Does this variant cause different symptoms or more serious disease?

There is as yet no evidence of any clinical difference in the disease caused by this variant. What is known is that cases of infection with the B.1.1.529 virus have increased rapidly in Gauteng, where the country's fourth pandemic wave seems to start. This suggests facilitated transmissibility, which however concerns a small number of cases and occurs in the context of non-pharmaceutical interventions (barrier gestures, etc.) which are much more flexible than before. We therefore cannot yet fully say that B.1.1.529 is transmitted more efficiently than the variant of concern Delta, which prevailed previously.

Covid-19 is more likely to cause serious, often fatal, forms in the elderly and chronically ill. But in a population, the groups that are usually initially most exposed to a new virus are younger people, who are more mobile and generally in good health. If B.1.1.529 does spread further, it will take some time to assess its effects in terms of disease severity.

Fortunately, it appears that the diagnostic tests that have been shown to be effective so far are also able to identify this new viral variant. Better still, it seems that certain widely used commercial tests give in the presence of B.1.1.529 a specific pattern: two of the three target genomic sequences are positive, but the third is not. It is as if this new variant systematically ticks two out of three boxes. This pattern can serve as a marker for B.1.1.529, which means that we can quickly estimate the proportion of positive cases due to infection with Omicron, on a daily basis and in each geographic area. This is very useful for following the spread of the virus in near real time.

Are current vaccines likely to protect against the new variant?

Again, we don't know. People who had been vaccinated were also among the known cases of infection.

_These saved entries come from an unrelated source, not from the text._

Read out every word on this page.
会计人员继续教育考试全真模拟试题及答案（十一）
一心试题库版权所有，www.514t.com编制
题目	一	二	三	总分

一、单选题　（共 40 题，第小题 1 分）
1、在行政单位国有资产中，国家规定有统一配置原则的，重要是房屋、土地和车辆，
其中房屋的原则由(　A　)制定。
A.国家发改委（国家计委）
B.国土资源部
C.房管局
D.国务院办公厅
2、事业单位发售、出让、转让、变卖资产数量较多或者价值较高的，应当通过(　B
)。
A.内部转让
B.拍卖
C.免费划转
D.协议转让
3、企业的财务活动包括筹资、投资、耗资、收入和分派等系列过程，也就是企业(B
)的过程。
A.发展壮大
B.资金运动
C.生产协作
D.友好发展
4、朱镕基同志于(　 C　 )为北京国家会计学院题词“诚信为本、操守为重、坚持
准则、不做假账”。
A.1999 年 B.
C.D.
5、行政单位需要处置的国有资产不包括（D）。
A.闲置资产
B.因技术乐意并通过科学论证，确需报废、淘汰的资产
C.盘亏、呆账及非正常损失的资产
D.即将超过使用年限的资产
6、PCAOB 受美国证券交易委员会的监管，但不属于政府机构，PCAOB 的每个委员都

But we have learned since the deployment of vaccination that the immune protection it provides weakens over time, and that vaccines do not protect so much against infection as against severe forms of disease and death. subsequent. One of the ongoing epidemiological analyzes aims to determine how many vaccinated people have been infected with the B.1.1.529 variant.

The possibility that the Omicron variant may escape the immune response is worrying. Corn several studies found that seroprevalence rates, which indicate how many people have already been infected with the SARS-CoV-2 coronavirus, are high. It is hoped that this will provide them with some degree of "natural immunity" against this variant as well, for some time at least.

Ultimately, what we know about Omicron so far seems to indicate that our best asset in the fight against Covid-19 and severe forms remains to vaccinate as many people as possible. In parallel with the establishment non-pharmaceutical interventions, this approach will help health systems cope with the looming wave.

Teacher. Wolfgang Preiser, Head: Division of Medical Virology, Stellenbosch University; Cathrine Scheepers, Senior Medical Scientist, University of the Witwatersrand; Jinal bhiman, Principal Medical Scientist at National Institute for Communicable Diseases (NICD), National Institute for Communicable Diseases; Marietjie Venter, Head: Zoonotic, Arbo and Respiratory Virus Program, Professor, Department Medical Virology, University of Pretoria et Tulio de Oliveira, Director: KRISP - KwaZulu-Natal Research and Innovation Sequencing Platform, University of KwaZulu-Natal

This article is republished from The Conversation under Creative Commons license. Read theoriginal article.